Pulitzer Prize-winning author Terkel dies at 96

? Studs Terkel, the ageless master of listening and speaking, a broadcaster, activist and Pulitzer Prize-winning author whose best-selling oral histories celebrated the common people he liked to call the “non-celebrated,” died Friday. He was 96.

He was a native New Yorker who moved to Chicago as a child and came to embrace and embody his adopted town, with all its “carbuncles and warts,” as he recalled in his 2007 memoir, “Touch and Go.” He was a cigar and martini man, white-haired and elegantly rumpled in his trademark red-checkered shirts, an old rebel who never mellowed, never retired, never forgot, and “never met a picket line or petition I didn’t like.”

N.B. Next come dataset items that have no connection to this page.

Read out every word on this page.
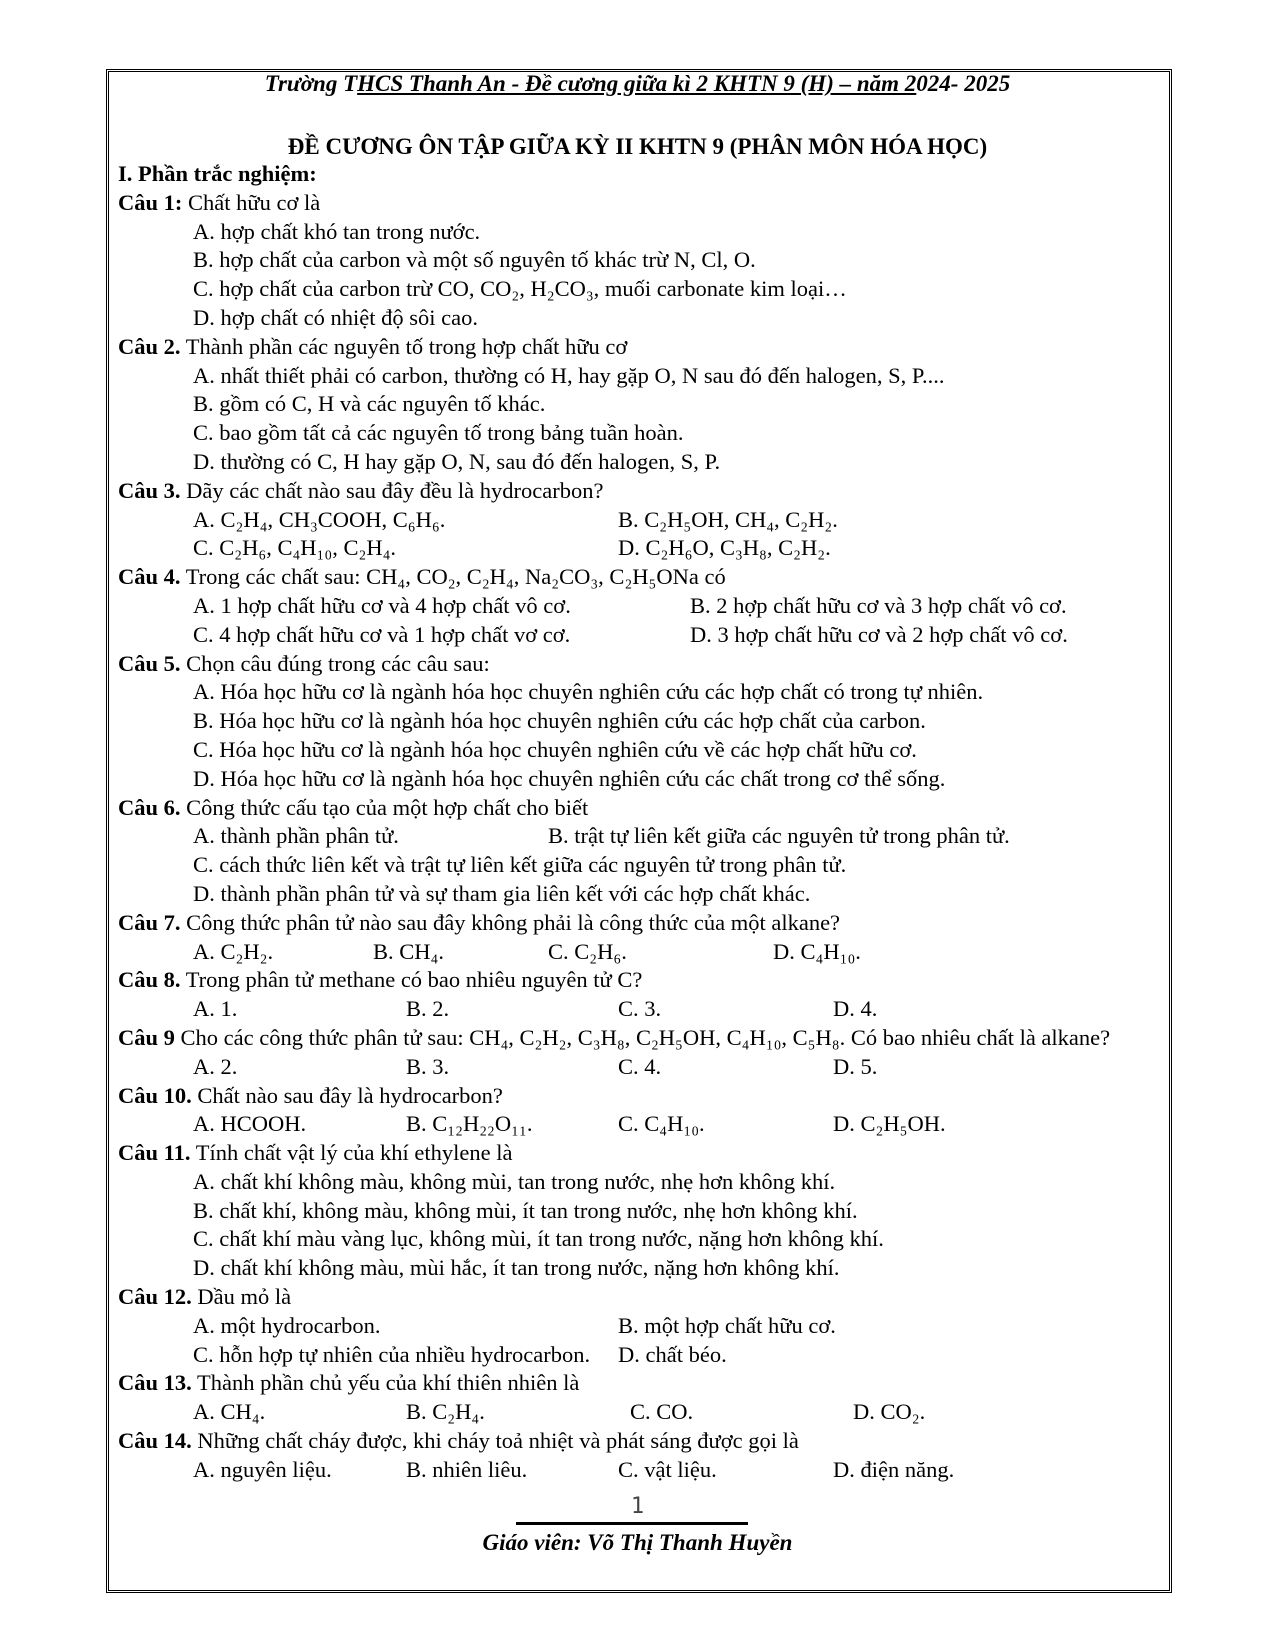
Trường THCS Thanh An - Đề cương giữa kì 2 KHTN 9 (H) – năm 2024- 2025
ĐỀ CƯƠNG ÔN TẬP GIỮA KỲ II KHTN 9 (PHÂN MÔN HÓA HỌC)
I. Phần trắc nghiệm:
Câu 1: Chất hữu cơ là
A. hợp chất khó tan trong nước.
B. hợp chất của carbon và một số nguyên tố khác trừ N, Cl, O.
C. hợp chất của carbon trừ CO, CO₂, H₂CO₃, muối carbonate kim loại…
D. hợp chất có nhiệt độ sôi cao.
Câu 2. Thành phần các nguyên tố trong hợp chất hữu cơ
A. nhất thiết phải có carbon, thường có H, hay gặp O, N sau đó đến halogen, S, P....
B. gồm có C, H và các nguyên tố khác.
C. bao gồm tất cả các nguyên tố trong bảng tuần hoàn.
D. thường có C, H hay gặp O, N, sau đó đến halogen, S, P.
Câu 3. Dãy các chất nào sau đây đều là hydrocarbon?
A. C₂H₄, CH₃COOH, C₆H₆.	B. C₂H₅OH, CH₄, C₂H₂.
C. C₂H₆, C₄H₁₀, C₂H₄.	D. C₂H₆O, C₃H₈, C₂H₂.
Câu 4. Trong các chất sau: CH₄, CO₂, C₂H₄, Na₂CO₃, C₂H₅ONa có
A. 1 hợp chất hữu cơ và 4 hợp chất vô cơ.	B. 2 hợp chất hữu cơ và 3 hợp chất vô cơ.
C. 4 hợp chất hữu cơ và 1 hợp chất vơ cơ.	D. 3 hợp chất hữu cơ và 2 hợp chất vô cơ.
Câu 5. Chọn câu đúng trong các câu sau:
A. Hóa học hữu cơ là ngành hóa học chuyên nghiên cứu các hợp chất có trong tự nhiên.
B. Hóa học hữu cơ là ngành hóa học chuyên nghiên cứu các hợp chất của carbon.
C. Hóa học hữu cơ là ngành hóa học chuyên nghiên cứu về các hợp chất hữu cơ.
D. Hóa học hữu cơ là ngành hóa học chuyên nghiên cứu các chất trong cơ thể sống.
Câu 6. Công thức cấu tạo của một hợp chất cho biết
A. thành phần phân tử.	B. trật tự liên kết giữa các nguyên tử trong phân tử.
C. cách thức liên kết và trật tự liên kết giữa các nguyên tử trong phân tử.
D. thành phần phân tử và sự tham gia liên kết với các hợp chất khác.
Câu 7. Công thức phân tử nào sau đây không phải là công thức của một alkane?
A. C₂H₂.	B. CH₄.	C. C₂H₆.	D. C₄H₁₀.
Câu 8. Trong phân tử methane có bao nhiêu nguyên tử C?
A. 1.	B. 2.	C. 3.	D. 4.
Câu 9 Cho các công thức phân tử sau: CH₄, C₂H₂, C₃H₈, C₂H₅OH, C₄H₁₀, C₅H₈. Có bao nhiêu chất là alkane?
A. 2.	B. 3.	C. 4.	D. 5.
Câu 10. Chất nào sau đây là hydrocarbon?
A. HCOOH.	B. C₁₂H₂₂O₁₁.	C. C₄H₁₀.	D. C₂H₅OH.
Câu 11. Tính chất vật lý của khí ethylene là
A. chất khí không màu, không mùi, tan trong nước, nhẹ hơn không khí.
B. chất khí, không màu, không mùi, ít tan trong nước, nhẹ hơn không khí.
C. chất khí màu vàng lục, không mùi, ít tan trong nước, nặng hơn không khí.
D. chất khí không màu, mùi hắc, ít tan trong nước, nặng hơn không khí.
Câu 12. Dầu mỏ là
A. một hydrocarbon.	B. một hợp chất hữu cơ.
C. hỗn hợp tự nhiên của nhiều hydrocarbon. D. chất béo.
Câu 13. Thành phần chủ yếu của khí thiên nhiên là
A. CH₄.	B. C₂H₄.	C. CO.	D. CO₂.
Câu 14. Những chất cháy được, khi cháy toả nhiệt và phát sáng được gọi là
A. nguyên liệu.	B. nhiên liêu.	C. vật liệu.	D. điện năng.
1
Giáo viên: Võ Thị Thanh Huyền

The tougher the subject, the harder Terkel took it on. He put out an oral history collection on race relations in 1992 called “Race: How Blacks and Whites Think and Feel About The American Obsession,” and, in 1995, “Coming of Age,” recollections of men and women 70 and older.

Terkel won a 1985 Pulitzer Prize for “The Good War,” remembrances of World War II; contrasted rich and poor along the same Chicago street in “Division Street: America,” 1966; limned the Depression in “Hard Times,” 1970; and chronicled how people feel about their jobs in “Working,” 1974.